As in Demon’s Souls, death is a core theme of the story, although there is no purgatorial Nexus as such. “The characters that you play as used to exist in the human world,” Miyazaki explains, “but somehow they were cursed and made undead, and transported to a different dimension, a third world, the world of Dark Souls. In this dimension characters have their own individual goals that they are pursuing, be it to find their way back to the human world, or something else.”
There’s an overarching tension to the story too, as over the course of the game your character’s mind deteriorates. “If the mind becomes too far gone then the character will become a zombie or monster,” explains Miyazaki. “That is what you are fighting against in the game; this curse of not being able to face death. Within that framework we are really trying to give the player the freedom to pursue their own goals, be it to help all of the other characters, or to lift the curse that’s befallen them or even to cause all-out destruction in this dimension. We’ve provided the base and the tools. From then on, it’s up to the player to create their role.”
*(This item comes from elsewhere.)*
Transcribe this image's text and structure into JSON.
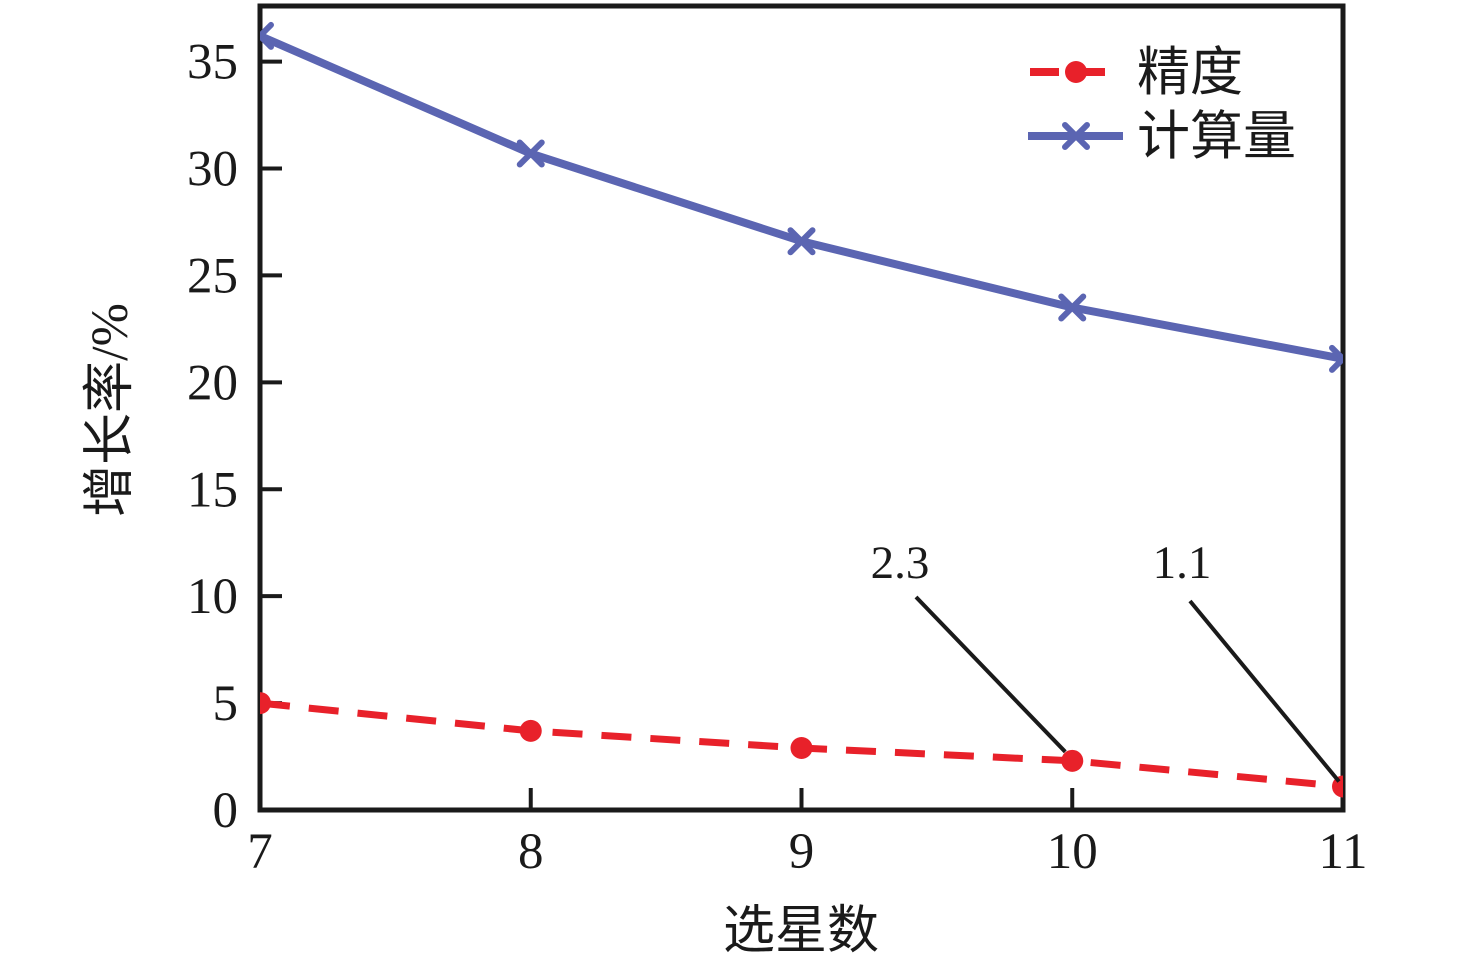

Does that mean there’s no endgame, we wonder? Any game constructed from non-linear, optional goals doesn’t fit easily within the traditional win and fail states of most games, especially one that is attempting to scrub away the boundaries between single- and multiplayer. “Yes, there will be a way to ‘finish’ the game,” says Miyazaki. “In fact, there will be several ways to end the game, similar to how it was in Demon’s Souls. But the endgame is not really the focus at all. In a sense, I dare not require a player to complete the game. There is a completion point, but it’s a game where the user can choose not to complete it, just live in this world for eternity.”
Hoping that players will continue to play your game for ‘eternity’ is ambitious, to say the least, but it’s a desire that reflects Miyazaki and his team’s unflinching belief in their game. Having struck gold with Demon’s Souls simply by adhering to its own vision, From Software is in the enviable position of having a global hit that has found popularity precisely because it bucks trends and ploughs its own furrow away from current notions of what a blockbuster should look, play, sound and feel like. Miyazaki is the keeper of the secret formula, and he knows it.
So what is the secret? “As in Demon’s Souls, our aim is to have the player feel rewarded simply by playing the game,” he explains. “Not for completing a quest. Not for finding a prize. Not even for winning loot, but simply by experiencing and playing the game.” And – if Dark Souls is as difficult as promised – replaying and replaying and replaying the game, too. As its predecessor proved, when failure becomes its own reward, it’s easy to get hooked on the hard stuff.